Patients suffer as docs go on complete strike

Patients suffer as docs go on complete strike

Manav Mander
Tribune News Service
Ludhiana, July 20

Patients had a difficult time as doctors went on complete strike and boycotted OPDs today. Earlier, they were holding parallel OPDs but since the government has failed to accept their demands, work was completely suspended.

Doctors will be sitting on a dharna in Chandigarh on Thursday. Doctors are protesting against the recommendation of the Sixth Pay Commission to reduce the non-practicing allowance (NPA) of veterinarians, medicos and allied professionals from 25 to 20 per cent along with delinking it from the basic pay structure.

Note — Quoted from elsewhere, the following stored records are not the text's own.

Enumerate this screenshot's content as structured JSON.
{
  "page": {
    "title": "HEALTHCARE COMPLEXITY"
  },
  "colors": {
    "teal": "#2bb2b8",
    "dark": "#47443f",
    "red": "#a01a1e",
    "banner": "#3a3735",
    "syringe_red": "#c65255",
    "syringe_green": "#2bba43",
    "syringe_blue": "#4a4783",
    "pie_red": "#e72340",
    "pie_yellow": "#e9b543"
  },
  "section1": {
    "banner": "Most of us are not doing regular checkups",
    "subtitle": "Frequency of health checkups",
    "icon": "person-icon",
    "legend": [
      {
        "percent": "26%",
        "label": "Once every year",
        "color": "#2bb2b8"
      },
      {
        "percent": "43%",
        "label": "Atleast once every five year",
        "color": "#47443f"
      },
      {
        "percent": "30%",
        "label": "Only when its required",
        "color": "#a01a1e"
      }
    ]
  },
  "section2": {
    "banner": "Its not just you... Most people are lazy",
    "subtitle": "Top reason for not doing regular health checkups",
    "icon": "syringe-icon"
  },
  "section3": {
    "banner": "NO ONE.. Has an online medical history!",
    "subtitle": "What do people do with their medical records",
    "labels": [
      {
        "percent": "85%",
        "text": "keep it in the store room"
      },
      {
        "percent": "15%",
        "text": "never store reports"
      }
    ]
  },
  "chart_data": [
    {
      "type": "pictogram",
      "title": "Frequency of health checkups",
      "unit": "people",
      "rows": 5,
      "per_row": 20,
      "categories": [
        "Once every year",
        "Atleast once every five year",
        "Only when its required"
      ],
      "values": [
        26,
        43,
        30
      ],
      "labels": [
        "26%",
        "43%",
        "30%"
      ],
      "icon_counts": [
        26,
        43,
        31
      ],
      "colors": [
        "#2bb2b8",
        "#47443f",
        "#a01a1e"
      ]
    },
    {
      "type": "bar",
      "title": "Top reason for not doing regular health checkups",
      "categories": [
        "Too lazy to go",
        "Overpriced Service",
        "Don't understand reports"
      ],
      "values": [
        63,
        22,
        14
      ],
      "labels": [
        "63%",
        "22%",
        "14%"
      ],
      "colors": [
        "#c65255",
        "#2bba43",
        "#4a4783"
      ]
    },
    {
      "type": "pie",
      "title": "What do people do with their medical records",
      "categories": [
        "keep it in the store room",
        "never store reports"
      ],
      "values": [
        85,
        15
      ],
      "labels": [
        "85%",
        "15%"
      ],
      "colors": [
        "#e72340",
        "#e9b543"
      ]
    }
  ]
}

The out patient department, in-house patient department, work related to unique disability identification, Ayushman Bharat Sarbat Sehat Bima Yojana, webinars, videoconferences, online consultation and elective surgeries all remained suspended at Civil Hospital today and only emergency services were open.

“Initially the NPA at the rate of 25% was the part of pay for the calculation of all allowances. Now with the implementation of the Sixth Pay Commission, the NPA has been delinked from pay and reduced to 20% which means it has been fixed now and no other allowances will be calculated on the NPA. It will remarkably effect the net salary of all the government doctors, be it allopathic, ayurvedic, homeopathic or veterinary,” said Dr Rohit Rampal from the PCMSA.

He adding that doctors worked relentlessly during Covid but this is what the government has gifted them. “We were expecting some bonus in lieu of our selfless services but the government instead has decided to deduct our salaries,” he said.

A patient who came from Shimlapuri to seek consultation in rain was disappointed to see doctors on strike. “I was having fever and came to the hospital but upon arrival here I found that doctors were not seeing patients,” he said.

Another patient, Surekha from Tajpur Road said it is the third time in May that she is coming to the hospital and doctors are on strike. “Every second day the doctors are on strike and where will the patients go now?” she said.

Ram Dulari, who cannot afford to visit a private doctor, has no option but to come to Civil Hospital. “Now what should I do?” she questioned helplessly.